Das Schicksal des Fallschirmspringers

Das Schicksal des Fallschirmspringers

Ein stark qualmender Bomber überflog am 24. Februar 1945 in etwa 600 Metern Höhe das Haus meiner Frau, damals 13 Jahre alt, und ihrer Mutter. Sie bemerkten, wie etwas aus dem stark beschädigten Flugzeug herausfiel. Der unbekannte Gegenstand entpuppte sich als ein Mitglied der Besatzung. Der Mann hatte versucht, aus dem havarierten Bomber zu entkommen. Doch sein Fallschirm öffnete sich nicht. An der linken Kopfseite hatte er eine Wunde, die schließlich zu seinem Tode führte.

Erinnerungen an das Kriegsende

Erinnerungen an das Kriegsende

Vor 70 Jahren ging der Zweite Weltkrieg in seine letzte Phase — und überrollte auch das Rheinland. Unsere Leser erinnern sich.

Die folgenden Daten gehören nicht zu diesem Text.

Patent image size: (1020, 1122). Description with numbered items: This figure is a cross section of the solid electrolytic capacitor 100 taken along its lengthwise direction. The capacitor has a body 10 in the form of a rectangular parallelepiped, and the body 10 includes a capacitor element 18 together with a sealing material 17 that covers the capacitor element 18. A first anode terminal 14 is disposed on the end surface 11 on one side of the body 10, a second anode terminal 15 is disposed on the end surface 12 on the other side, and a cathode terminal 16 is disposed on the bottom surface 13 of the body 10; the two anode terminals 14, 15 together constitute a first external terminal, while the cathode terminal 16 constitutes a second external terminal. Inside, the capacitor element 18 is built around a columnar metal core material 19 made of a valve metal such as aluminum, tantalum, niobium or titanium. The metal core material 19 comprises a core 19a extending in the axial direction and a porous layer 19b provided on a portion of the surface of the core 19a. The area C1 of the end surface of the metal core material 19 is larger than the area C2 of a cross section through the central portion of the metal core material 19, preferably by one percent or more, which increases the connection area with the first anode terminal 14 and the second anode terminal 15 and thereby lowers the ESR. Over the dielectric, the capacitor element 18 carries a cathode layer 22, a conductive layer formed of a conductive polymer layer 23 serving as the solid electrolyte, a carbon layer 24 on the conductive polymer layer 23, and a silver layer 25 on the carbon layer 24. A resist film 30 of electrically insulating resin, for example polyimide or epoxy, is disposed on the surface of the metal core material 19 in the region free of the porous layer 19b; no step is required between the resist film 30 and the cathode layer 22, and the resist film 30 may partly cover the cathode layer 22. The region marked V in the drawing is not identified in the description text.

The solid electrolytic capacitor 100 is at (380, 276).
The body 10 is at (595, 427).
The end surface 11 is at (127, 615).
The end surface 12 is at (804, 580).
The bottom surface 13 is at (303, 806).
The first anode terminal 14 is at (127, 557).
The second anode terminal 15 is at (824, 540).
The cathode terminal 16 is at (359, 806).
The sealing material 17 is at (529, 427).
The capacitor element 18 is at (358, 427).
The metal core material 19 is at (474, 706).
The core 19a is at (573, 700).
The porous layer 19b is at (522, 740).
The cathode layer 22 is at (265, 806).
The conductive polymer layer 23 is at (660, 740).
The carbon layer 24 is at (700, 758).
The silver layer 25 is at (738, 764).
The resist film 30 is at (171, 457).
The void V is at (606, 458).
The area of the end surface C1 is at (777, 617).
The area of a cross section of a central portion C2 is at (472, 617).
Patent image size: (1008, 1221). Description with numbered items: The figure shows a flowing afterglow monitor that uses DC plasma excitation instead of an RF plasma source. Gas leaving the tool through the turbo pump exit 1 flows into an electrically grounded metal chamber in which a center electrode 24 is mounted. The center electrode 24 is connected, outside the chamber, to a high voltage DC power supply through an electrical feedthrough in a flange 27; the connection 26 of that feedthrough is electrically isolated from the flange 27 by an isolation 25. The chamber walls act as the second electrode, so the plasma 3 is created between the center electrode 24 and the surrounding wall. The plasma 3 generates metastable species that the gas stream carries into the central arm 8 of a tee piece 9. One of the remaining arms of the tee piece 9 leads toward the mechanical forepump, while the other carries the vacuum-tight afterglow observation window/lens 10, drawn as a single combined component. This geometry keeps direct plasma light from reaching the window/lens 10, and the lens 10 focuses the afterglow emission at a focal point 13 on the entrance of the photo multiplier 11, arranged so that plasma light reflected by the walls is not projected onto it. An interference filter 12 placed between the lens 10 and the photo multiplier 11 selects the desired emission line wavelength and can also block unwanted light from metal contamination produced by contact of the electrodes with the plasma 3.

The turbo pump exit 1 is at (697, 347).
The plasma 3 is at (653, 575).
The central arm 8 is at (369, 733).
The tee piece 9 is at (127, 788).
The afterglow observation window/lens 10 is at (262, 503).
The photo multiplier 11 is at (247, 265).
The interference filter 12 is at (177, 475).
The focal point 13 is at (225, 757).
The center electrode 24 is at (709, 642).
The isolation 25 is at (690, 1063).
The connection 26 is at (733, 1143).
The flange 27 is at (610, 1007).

Weiße Fahne steckte am Besenstiel im Hosenbund

Weiße Fahne steckte am Besenstiel im Hosenbund

Im März 1945 marschierten die Amerikaner in Willich ein, wo ich mit meiner Mutter bei meinen Großeltern lebte. Die Soldaten schmissen uns aus dem Haus, jeder durfte nur eine Decke mitnehmen. Wir fanden Unterschlupf bei den Nachbarn. Nach einigen Tagen wollte mein Großvater draußen nach dem Rechten sehen. Er konnte wegen seines Asthmas nur langsam gehen und hatte das weiße Tuch vergessen, das anzeigte, dass man sich ergeben hatte. Die Amerikaner schossen auf ihn, er schaffte es noch zurück in den Keller unter der Scheune. Meine Mutter zog sofort ihre Jacke aus und stopfte sie in das große Loch in seinem Oberkörper. Ich, damals etwa sechs Jahre alt, musste mich umdrehen und hörte nur noch einen Rums. Mein Opa war umgefallen und tot. Wir banden an einen Besenstiel ein weißes Tuch und steckten es in den Hosenbund. Meine Oma, meine Mutter und ich trugen die Leiche dann in den Garten. Ich musste an den Füßen anpacken, wir mussten oft absetzen. An drei aufeinanderfolgenden Tagen gruben meine Mutter und ich für ihn das Grab auf dem Friedhof - immer das weiße Tuch im Hosenbund. Als das Loch tief genug war, wickelten wir ihn in ein Tuch, schafften ihn auf einen Leiterwagen und zogen ihn zum Grab. Als meine Mutter und meine Oma die Leiche hineinwarfen, musste ich mich wieder umdrehen. Den Rums des Aufpralls auf der Erde höre ich bis heute.